Uitspraak
RECHTBANK DEN HAAG
uitspraak van de enkelvoudige kamer in de zaak tussen
[naam], eiser
de staatssecretaris van Justitie en Veiligheid, verweerder.
Procesverloop
Overwegingen
Beslissing
www.rechtspraak.nl.
Rechtbank Den Haag
In deze zaak heeft eiser op 15 augustus 2023 beroep ingesteld tegen het niet tijdig nemen van een besluit op zijn asielaanvraag, die op 23 maart 2022 was ingediend. De rechtbank, zittende in Middelburg, heeft op basis van artikel 8:54, eerste lid, van de Algemene wet bestuursrecht (Awb) uitspraak gedaan zonder zitting. De rechtbank overweegt dat het niet tijdig nemen van een besluit gelijkgesteld wordt met een besluit, zoals bepaald in artikel 6:2, aanhef en onder b, van de Awb. Eiser had op 23 maart 2022 een asielaanvraag ingediend, en na onderzoek door verweerder werd op 21 december 2022 meegedeeld dat de aanvraag in de nationale procedure zou worden behandeld.
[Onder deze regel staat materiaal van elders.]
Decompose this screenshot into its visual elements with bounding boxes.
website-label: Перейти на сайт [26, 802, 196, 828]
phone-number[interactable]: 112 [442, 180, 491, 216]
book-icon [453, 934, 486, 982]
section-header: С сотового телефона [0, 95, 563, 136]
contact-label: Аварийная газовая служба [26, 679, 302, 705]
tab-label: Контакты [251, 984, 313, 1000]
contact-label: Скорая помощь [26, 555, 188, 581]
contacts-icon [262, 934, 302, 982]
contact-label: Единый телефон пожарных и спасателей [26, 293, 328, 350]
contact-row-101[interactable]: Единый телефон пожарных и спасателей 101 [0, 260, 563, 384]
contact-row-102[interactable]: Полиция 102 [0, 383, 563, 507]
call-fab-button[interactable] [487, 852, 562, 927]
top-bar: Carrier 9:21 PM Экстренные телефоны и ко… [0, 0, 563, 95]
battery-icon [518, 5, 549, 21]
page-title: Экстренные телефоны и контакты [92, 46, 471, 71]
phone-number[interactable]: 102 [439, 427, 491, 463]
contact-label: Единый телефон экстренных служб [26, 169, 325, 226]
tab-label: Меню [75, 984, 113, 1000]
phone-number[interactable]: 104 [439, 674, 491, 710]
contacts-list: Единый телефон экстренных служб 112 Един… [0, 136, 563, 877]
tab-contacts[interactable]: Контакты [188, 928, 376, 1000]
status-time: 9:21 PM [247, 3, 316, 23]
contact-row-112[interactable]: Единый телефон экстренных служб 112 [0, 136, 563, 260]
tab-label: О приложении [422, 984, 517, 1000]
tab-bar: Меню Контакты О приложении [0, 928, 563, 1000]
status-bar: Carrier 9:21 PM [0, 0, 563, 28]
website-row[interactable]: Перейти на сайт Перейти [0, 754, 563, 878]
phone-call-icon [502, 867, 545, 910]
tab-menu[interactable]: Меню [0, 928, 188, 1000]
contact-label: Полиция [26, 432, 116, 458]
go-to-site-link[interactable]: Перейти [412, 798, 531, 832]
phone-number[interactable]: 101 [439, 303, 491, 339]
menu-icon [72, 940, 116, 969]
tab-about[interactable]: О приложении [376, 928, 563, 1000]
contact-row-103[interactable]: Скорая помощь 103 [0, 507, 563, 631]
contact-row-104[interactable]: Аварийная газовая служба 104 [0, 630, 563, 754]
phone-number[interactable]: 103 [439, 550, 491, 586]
De beslistermijn zou oorspronkelijk op 21 juni 2023 eindigen, maar door de inwerkingtreding van de WBV 2022/22 is deze termijn verlengd tot 21 maart 2024. De rechtbank heeft eerder geoordeeld dat deze verlenging rechtsgeldig is. Aangezien de ingebrekestelling van eiser op 14 juli 2023 te vroeg was ingediend, was de beslistermijn op dat moment nog niet verstreken. Hierdoor verklaart de rechtbank het beroep van eiser tegen het uitblijven van een besluit op zijn asielaanvraag kennelijk niet-ontvankelijk. Er is geen aanleiding voor een proceskostenveroordeling.